模型:
microsoft/xclip-base-patch32-16-frames
X-CLIP model (base-sized, patch resolution of 32) trained fully-supervised on Kinetics-400 . It was introduced in the paper Expanding Language-Image Pretrained Models for General Video Recognition by Ni et al. and first released in this repository .
This model was trained using 16 frames per video, at a resolution of 224x224.
Disclaimer: The team releasing X-CLIP did not write a model card for this model so this model card has been written by the Hugging Face team.
X-CLIP is a minimal extension of CLIP for general video-language understanding. The model is trained in a contrastive way on (video, text) pairs.
This allows the model to be used for tasks like zero-shot, few-shot or fully supervised video classification and video-text retrieval.
You can use the raw model for determining how well text goes with a given video.
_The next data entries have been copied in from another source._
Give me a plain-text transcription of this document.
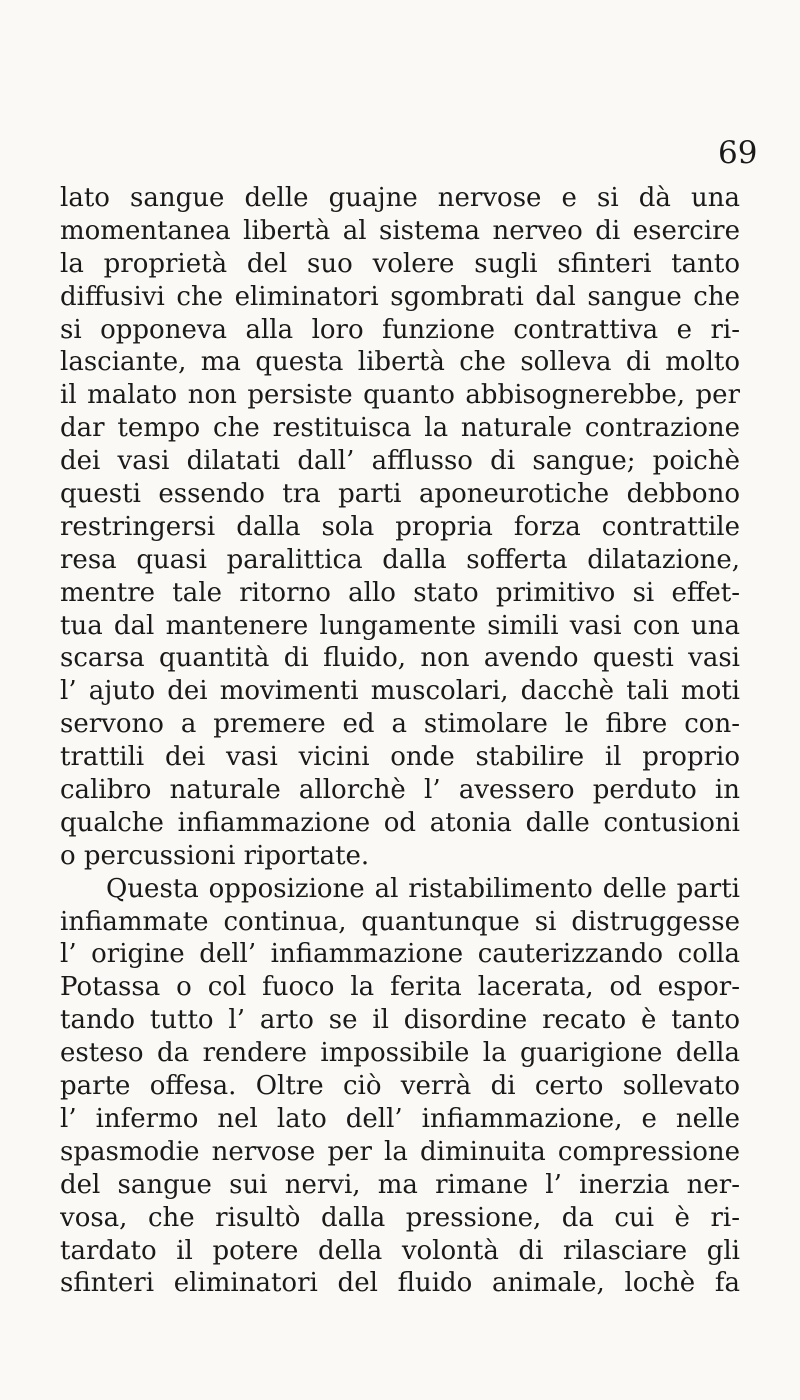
69
lato sangue delle guajne nervose e si dà una
momentanea libertà al sistema nerveo di esercire
la proprietà del suo volere sugli sfinteri tanto
diffusivi che eliminatori sgombrati dal sangue che
si opponeva alla loro funzione contrattiva e ri-
lasciante, ma questa libertà che solleva di molto
il malato non persiste quanto abbisognerebbe, per
dar tempo che restituisca la naturale contrazione
dei vasi dilatati dall’ afflusso di sangue; poichè
questi essendo tra parti aponeurotiche debbono
restringersi dalla sola propria forza contrattile
resa quasi paralittica dalla sofferta dilatazione,
mentre tale ritorno allo stato primitivo si effet-
tua dal mantenere lungamente simili vasi con una
scarsa quantità di fluido, non avendo questi vasi
l’ ajuto dei movimenti muscolari, dacchè tali moti
servono a premere ed a stimolare le fibre con-
trattili dei vasi vicini onde stabilire il proprio
calibro naturale allorchè l’ avessero perduto in
qualche infiammazione od atonia dalle contusioni
o percussioni riportate.
Questa opposizione al ristabilimento delle parti
infiammate continua, quantunque si distruggesse
l’ origine dell’ infiammazione cauterizzando colla
Potassa o col fuoco la ferita lacerata, od espor-
tando tutto l’ arto se il disordine recato è tanto
esteso da rendere impossibile la guarigione della
parte offesa. Oltre ciò verrà di certo sollevato
l’ infermo nel lato dell’ infiammazione, e nelle
spasmodie nervose per la diminuita compressione
del sangue sui nervi, ma rimane l’ inerzia ner-
vosa, che risultò dalla pressione, da cui è ri-
tardato il potere della volontà di rilasciare gli
sfinteri eliminatori del fluido animale, lochè fa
See the model hub to look for fine-tuned versions on a task that interests you.
For code examples, we refer to the documentation .
This model was trained on Kinetics-400 .
The exact details of preprocessing during training can be found here .
The exact details of preprocessing during validation can be found here .
During validation, one resizes the shorter edge of each frame, after which center cropping is performed to a fixed-size resolution (like 224x224). Next, frames are normalized across the RGB channels with the ImageNet mean and standard deviation.
This model achieves a top-1 accuracy of 81.1% and a top-5 accuracy of 95.5%.